The colonel spoke with emphasis, and flung away his cigarette, and took up his hat to go.

And then, "I suppose," said Miss Musgrave, absently, "you will be
falling in love with her, just as you did with Anne Charteris and Aline
Van Orden and all those other minxes. I would like to see you married,
Rudolph, only I couldn't stand your having a wife."

"I! I!" sputtered the colonel. "I think you must be out of your head! I fall in love with that chit! Good Lord, Agatha, you are positively idiotic!"

And the colonel turned on his heel, and walked stiffly through the garden. But, when half-way down the path, he wheeled about and came back.
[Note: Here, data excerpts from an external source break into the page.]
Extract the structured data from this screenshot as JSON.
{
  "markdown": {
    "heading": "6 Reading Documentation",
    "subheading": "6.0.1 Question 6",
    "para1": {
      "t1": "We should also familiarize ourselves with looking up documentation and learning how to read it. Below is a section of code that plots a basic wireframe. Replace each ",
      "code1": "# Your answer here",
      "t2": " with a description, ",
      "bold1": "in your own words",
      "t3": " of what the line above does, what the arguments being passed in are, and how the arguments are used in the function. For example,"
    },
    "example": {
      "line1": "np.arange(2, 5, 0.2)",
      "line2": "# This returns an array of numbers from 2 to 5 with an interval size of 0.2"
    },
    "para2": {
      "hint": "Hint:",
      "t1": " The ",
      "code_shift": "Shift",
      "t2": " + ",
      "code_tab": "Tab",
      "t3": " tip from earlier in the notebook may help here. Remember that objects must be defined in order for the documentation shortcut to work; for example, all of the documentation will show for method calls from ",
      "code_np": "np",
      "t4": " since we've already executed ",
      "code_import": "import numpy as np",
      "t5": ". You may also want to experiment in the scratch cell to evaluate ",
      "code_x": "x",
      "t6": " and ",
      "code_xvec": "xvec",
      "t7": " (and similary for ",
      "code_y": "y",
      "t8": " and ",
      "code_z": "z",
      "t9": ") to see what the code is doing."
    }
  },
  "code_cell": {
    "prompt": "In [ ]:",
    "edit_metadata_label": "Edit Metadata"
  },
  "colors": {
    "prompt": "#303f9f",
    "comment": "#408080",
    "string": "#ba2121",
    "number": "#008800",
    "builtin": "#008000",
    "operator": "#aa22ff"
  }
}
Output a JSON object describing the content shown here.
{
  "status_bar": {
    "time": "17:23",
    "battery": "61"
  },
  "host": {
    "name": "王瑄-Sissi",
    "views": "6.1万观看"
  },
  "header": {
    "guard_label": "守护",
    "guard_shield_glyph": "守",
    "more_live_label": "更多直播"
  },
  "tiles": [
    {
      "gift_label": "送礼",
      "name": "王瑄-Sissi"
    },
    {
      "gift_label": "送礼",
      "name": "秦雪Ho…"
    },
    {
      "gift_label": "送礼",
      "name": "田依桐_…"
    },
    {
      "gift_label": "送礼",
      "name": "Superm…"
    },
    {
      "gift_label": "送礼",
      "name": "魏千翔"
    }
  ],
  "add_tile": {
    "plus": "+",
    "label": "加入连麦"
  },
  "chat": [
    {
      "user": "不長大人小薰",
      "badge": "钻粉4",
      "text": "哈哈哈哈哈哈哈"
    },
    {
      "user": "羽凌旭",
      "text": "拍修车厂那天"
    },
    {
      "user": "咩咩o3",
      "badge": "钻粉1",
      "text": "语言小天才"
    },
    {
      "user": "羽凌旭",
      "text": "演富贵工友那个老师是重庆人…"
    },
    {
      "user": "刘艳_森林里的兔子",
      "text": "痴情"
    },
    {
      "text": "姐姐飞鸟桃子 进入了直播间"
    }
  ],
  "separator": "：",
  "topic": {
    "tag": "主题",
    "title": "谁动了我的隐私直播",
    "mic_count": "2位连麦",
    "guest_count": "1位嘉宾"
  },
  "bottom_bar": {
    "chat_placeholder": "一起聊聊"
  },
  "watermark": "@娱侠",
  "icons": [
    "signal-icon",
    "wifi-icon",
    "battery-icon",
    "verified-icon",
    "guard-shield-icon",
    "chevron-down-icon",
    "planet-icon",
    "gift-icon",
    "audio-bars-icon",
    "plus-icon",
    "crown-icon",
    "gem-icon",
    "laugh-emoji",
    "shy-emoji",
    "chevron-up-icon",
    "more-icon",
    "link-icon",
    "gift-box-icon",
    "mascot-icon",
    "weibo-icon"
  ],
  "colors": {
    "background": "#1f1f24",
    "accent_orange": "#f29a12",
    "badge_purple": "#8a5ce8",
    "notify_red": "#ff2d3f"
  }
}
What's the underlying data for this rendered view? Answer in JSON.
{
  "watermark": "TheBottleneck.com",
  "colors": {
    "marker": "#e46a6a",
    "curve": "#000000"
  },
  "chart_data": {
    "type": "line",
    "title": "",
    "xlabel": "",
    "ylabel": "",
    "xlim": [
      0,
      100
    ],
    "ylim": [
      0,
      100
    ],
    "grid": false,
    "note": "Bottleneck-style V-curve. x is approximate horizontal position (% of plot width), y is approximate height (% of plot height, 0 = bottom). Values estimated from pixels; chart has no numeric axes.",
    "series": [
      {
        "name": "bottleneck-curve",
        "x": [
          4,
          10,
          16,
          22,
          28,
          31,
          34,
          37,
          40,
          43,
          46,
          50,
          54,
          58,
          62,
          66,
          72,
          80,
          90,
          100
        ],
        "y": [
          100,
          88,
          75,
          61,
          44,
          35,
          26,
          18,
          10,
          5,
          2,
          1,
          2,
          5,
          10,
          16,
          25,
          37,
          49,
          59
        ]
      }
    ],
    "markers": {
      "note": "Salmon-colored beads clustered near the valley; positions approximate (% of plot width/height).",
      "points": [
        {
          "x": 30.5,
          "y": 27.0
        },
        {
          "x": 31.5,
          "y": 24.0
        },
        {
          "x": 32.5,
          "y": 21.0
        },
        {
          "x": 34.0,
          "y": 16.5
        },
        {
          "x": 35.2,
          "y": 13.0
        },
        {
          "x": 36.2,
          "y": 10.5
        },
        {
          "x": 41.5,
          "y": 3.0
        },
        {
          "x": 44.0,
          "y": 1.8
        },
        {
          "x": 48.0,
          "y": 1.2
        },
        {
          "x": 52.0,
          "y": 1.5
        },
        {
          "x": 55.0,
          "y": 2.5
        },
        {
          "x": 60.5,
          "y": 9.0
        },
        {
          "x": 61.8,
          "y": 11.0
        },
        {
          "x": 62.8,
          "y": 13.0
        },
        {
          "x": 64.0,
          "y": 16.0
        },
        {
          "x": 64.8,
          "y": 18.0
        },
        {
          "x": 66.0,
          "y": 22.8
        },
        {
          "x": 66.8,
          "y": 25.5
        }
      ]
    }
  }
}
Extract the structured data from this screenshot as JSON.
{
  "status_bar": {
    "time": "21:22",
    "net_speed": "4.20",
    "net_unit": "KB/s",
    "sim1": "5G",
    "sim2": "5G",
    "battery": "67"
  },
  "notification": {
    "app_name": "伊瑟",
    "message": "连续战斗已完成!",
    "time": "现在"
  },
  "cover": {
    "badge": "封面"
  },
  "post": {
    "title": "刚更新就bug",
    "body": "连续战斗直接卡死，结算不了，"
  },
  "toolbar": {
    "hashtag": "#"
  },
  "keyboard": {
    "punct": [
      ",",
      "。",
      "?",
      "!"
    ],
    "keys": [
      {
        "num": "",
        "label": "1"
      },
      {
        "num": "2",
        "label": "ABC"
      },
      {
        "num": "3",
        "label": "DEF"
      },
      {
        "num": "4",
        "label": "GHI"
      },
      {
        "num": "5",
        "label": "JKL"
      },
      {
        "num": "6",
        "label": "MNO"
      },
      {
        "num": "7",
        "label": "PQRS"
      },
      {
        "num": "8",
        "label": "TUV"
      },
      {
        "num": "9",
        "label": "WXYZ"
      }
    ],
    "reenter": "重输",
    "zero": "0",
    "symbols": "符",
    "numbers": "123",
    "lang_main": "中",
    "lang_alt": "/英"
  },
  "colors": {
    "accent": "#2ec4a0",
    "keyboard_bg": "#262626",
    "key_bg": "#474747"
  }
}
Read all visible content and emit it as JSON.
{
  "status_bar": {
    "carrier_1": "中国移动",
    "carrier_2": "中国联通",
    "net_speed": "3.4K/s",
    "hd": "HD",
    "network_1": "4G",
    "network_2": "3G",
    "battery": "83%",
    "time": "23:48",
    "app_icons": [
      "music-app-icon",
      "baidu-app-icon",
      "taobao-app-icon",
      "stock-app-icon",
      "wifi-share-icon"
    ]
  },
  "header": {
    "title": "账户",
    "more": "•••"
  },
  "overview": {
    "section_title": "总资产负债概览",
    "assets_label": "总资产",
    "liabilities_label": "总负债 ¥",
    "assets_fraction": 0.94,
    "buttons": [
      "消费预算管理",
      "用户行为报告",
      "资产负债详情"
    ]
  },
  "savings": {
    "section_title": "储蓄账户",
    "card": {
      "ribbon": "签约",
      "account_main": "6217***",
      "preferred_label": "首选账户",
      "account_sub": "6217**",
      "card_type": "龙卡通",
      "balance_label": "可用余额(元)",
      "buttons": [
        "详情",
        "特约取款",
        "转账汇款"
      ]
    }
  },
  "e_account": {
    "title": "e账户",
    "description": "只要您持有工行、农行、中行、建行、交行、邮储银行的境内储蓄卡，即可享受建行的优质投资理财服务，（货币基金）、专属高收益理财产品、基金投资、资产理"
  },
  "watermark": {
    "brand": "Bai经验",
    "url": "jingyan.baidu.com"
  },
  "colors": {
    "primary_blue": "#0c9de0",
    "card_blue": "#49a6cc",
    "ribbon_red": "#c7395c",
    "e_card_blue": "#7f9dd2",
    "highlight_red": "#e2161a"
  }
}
"I beg your pardon, Agatha," he said, contritely, "it was not my intention to be discourteous. But somehow—somehow, dear, I don't quite see the necessity for my falling in love with anybody, so long as I have you."

And Miss Musgrave, you may be sure, forgave him promptly; and afterward—with a bit of pride and an infinity of love in her kind, homely face,—her eyes followed him out of the garden on his way to open the Library. And she decided in her heart that she had the dearest and best and handsomest brother in the universe, and that she must remember to tell him, accidentally, how becoming his new hat was. And then, at some unspoken thought, she smiled, wistfully.

"She would be a very lucky girl if he did," said Miss Musgrave, apropos of nothing in particular; and tossed her grizzly head.